Au niveau international, Elia soutient l'Electric Power Research Institute (EPRI), une organisation à but non lucratif qui mène des recherches sur l'énergie et l'environnement. 

 

Législation

En 1999, l'Union européenne a publié une recommandation visant à limiter de l'exposition de la population aux champs électromagnétiques. Conformément aux recommandations de l’ ICNIRP de 1998, elle a proposé une limite d'exposition à 100 µT pour le public. Suite à la classification du CIRC en 2001 comme potentiellement cancérigène, les connaissances scientifiques ont été réévaluées, mais il n'y avait aucune raison de réviser les recommandations de 1999.

La Belgique n'a pas de législation fédérale sur les champs magnétiques de très basse fréquence. Par conséquent, la recommandation du Conseil de l'Union européenne - limite d'exposition maximale de 100 μT - sert de référence. Pour les champs électriques, le "Règlement général pour les installations électriques" fixe des valeurs maximales entre 5 kV/m (zones habitées) et 10 kV/m.

Sur la base des conditions sectorielles dans les Régions wallonne et bruxelloise, la même limite de 100 µT s'applique à l'exploitation des transformateurs de puissance.

À Bruxelles il existe un protocole relatif à la pose de nouveaux câbles à haute tension approuvé par le gouvernement bruxellois le 23 décembre 2016. Le protocole impose pour les nouveaux câbles de 150 kV une règle de distance par rapport aux habitations. 

La Flandre a élaboré des lignes directrices pour la construction de nouvelles lignes aériennes qui exigent que le nombre d'habitations existantes situées dans le corridor de 0,4µT soit maintenu au minimum. 

La valeur de 0,4 µT est une valeur guide tirée du décret sur l'environnement intérieur (décret du gouvernement flamand du 11 juin 2004 sur les mesures de lutte contre les risques sanitaires causés par la pollution de l'environnement intérieur). Les valeurs guides indiquent la quantité à partir de laquelle des risques pour la santé peuvent survenir. Elles visent les risques dus à une exposition à long terme (chronique) et sont principalement de nature sensibilisante. La valeur d'intervention de la décision est de 20 µT. Si la valeur d'intervention est dépassée, des mesures peuvent être prises.

 

Mesures prises par Elia

Elia applique les normes applicables dans ses projets et prend les précautions nécessaires. Les champs magnétiques sont analysés pour chaque projet et des mesures sont prises si nécessaire.

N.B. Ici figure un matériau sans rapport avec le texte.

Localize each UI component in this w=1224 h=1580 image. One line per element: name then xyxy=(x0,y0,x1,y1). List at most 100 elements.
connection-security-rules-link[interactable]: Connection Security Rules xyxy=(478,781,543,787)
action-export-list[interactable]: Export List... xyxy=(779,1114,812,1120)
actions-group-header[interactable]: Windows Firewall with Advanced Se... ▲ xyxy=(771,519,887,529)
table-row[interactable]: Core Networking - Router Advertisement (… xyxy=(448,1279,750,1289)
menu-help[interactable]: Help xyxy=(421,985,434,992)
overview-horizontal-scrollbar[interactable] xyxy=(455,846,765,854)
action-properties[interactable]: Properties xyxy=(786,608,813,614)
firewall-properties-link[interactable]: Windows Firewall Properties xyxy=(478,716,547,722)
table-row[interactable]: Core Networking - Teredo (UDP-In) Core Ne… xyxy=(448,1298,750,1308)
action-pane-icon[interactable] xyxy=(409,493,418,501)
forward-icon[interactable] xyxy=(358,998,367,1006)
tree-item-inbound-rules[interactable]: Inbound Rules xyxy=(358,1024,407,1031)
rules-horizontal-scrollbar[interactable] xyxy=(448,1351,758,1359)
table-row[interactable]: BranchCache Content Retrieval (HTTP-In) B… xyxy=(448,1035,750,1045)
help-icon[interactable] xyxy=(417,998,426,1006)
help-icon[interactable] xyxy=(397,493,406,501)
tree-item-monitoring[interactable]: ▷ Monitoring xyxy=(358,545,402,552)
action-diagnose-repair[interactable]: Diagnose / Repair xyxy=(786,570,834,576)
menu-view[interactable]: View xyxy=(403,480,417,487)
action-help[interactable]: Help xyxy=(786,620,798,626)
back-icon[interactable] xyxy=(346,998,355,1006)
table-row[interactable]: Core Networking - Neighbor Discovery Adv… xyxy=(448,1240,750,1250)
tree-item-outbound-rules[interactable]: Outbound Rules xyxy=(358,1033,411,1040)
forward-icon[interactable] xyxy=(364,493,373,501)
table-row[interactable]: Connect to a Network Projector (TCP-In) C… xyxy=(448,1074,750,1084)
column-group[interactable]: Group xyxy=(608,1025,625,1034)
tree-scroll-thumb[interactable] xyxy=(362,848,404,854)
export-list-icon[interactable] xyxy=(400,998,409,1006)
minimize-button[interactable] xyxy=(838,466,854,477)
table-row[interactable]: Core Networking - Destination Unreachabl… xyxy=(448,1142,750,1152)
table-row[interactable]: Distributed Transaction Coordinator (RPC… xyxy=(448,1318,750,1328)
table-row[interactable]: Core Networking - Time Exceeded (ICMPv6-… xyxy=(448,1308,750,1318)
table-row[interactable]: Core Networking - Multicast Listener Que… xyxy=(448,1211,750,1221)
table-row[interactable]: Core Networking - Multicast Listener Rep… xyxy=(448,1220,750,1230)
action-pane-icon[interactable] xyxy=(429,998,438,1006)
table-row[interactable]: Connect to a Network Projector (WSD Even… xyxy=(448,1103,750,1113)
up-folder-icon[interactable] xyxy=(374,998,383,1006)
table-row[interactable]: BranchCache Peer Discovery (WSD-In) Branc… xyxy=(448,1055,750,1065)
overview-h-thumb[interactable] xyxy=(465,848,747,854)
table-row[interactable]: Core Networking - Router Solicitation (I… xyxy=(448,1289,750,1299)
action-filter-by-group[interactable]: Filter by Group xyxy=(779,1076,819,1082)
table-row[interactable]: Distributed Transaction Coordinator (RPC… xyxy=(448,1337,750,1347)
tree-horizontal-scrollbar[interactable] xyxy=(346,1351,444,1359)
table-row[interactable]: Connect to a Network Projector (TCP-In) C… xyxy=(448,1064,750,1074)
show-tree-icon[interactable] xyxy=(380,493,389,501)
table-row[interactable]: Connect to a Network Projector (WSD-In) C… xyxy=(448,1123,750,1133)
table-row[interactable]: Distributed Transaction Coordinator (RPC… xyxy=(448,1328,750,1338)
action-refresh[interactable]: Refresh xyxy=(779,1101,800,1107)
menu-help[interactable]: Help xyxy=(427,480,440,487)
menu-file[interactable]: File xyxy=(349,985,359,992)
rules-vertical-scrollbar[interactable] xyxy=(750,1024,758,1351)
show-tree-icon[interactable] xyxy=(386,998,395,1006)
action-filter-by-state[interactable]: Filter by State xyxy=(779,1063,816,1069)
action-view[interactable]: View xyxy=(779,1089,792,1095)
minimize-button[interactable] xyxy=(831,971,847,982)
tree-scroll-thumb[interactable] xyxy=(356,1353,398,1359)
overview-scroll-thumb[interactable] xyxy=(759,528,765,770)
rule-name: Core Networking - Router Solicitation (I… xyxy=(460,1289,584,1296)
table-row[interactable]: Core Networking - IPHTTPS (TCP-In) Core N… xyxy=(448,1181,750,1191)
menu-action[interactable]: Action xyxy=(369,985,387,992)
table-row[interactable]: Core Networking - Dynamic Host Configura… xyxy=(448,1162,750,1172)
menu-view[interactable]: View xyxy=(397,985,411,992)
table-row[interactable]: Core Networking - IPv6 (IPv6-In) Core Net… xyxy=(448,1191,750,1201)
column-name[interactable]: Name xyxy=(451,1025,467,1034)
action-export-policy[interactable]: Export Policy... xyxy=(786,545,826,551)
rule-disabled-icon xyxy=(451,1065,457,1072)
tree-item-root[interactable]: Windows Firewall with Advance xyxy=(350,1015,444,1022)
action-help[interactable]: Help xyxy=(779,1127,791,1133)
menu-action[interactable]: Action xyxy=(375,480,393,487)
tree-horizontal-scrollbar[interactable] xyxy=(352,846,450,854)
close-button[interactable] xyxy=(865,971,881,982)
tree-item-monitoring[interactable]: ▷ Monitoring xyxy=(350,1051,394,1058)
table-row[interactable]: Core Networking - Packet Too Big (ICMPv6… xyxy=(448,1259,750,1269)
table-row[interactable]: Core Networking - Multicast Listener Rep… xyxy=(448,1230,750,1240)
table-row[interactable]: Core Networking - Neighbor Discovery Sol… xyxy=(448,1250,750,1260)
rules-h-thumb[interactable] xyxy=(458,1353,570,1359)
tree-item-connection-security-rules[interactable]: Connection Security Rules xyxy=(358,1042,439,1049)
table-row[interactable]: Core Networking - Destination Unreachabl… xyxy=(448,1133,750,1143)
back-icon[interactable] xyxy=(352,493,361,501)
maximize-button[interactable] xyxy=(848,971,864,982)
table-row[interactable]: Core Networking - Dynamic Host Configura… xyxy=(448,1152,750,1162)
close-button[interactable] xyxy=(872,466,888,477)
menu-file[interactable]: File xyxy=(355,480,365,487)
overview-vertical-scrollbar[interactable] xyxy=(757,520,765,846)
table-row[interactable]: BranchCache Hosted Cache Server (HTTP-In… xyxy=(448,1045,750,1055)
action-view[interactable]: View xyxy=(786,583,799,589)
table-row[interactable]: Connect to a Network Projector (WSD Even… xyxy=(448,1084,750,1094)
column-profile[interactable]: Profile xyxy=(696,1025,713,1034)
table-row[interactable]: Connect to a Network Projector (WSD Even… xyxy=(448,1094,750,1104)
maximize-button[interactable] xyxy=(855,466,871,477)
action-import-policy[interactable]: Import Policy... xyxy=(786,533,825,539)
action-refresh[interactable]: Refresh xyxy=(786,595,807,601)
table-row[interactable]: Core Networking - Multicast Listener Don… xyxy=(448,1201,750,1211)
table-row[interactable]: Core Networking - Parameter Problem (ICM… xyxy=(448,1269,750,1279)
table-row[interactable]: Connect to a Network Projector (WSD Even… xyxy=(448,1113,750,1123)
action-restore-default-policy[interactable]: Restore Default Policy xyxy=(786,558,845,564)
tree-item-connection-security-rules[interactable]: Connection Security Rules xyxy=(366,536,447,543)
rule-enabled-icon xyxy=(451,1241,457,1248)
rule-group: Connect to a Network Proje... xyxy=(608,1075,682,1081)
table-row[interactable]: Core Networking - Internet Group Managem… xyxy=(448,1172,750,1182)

Outre les valeurs maximales qui découlent des réglementations légales, 0,4 μT est souvent pris comme valeur guide et découle des études épidémiologiques qui ont mis en avant un lien statistique avec la leucémie infantile. Elia développe ses projets de manière à atteindre le seuil le plus bas d’émissions de champs électromagnétiques. Il s’agit d’une valeur qu’Elia tente d’atteindre, malgré la réalité de terrain, les impositions techniques et les critères d’intérêt général qui supplantent parfois le respect de cette valeur.